De leukste studentenhuizen van Zwolle
Knetterende feestjes, koffie bij de buurvrouw en elke dag de frituur aan. Studenten over waarom juist hún studentenhuis zo leuk is. ‘Het is hier net een café.’
‘Spontane feestjes op het balkon’
Patrick Schrijver (24), vierdejaars human resource management en Jeremy Post (24), eerstejaars pabo, wonen aan de Vismarkt in het centrum. Het huis telt elf kamers.
Patrick: “We wonen in een levendige straat. De spontane feestjes ontstaan bij ons op het balkon. Dan gaat de escalatiemix aan en is het gekkenhuis. Hitjes van Nederlandstalig tot aan Britney Spears, met tussendoor het geluid van een toeter. Bij het horen van de toeter ben je verplicht een grote slok van je drankje te nemen. Toeristen maken foto’s van de dansende menigte en wildvreemden worden uitgenodigd om een biertje mee te drinken.”

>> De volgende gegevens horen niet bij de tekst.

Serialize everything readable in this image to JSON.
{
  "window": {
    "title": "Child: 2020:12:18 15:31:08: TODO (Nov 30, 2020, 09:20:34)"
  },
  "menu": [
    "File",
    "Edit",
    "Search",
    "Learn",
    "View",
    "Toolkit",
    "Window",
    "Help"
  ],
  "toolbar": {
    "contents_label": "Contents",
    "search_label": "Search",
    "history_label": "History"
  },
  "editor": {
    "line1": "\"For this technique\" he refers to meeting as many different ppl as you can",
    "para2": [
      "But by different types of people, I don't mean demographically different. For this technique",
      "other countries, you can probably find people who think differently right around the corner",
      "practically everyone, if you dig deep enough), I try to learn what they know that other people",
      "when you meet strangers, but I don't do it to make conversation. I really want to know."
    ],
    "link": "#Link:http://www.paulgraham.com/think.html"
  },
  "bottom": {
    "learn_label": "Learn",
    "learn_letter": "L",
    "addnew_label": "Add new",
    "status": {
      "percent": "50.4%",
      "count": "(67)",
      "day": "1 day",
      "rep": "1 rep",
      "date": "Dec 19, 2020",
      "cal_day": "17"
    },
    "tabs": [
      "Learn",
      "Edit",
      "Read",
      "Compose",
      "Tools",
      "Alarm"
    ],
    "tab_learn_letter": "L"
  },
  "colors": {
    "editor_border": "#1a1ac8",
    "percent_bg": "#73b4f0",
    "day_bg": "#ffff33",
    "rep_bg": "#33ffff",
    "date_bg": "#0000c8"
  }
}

Patrick: “Als je in dit huis komt wonen heb je er meteen een nieuwe vriendengroep bij. Wanneer je thuiskomt en zin hebt in gezelligheid loop je een rondje door het huis om te kijken wie er thuis is.” Jeremy: We kunnen ook bij elkaar op de bank hangen zonder iets te hoeven zeggen. En als we even alleen willen zijn, kan dat ook. Niemand die dat persoonlijk opvat.”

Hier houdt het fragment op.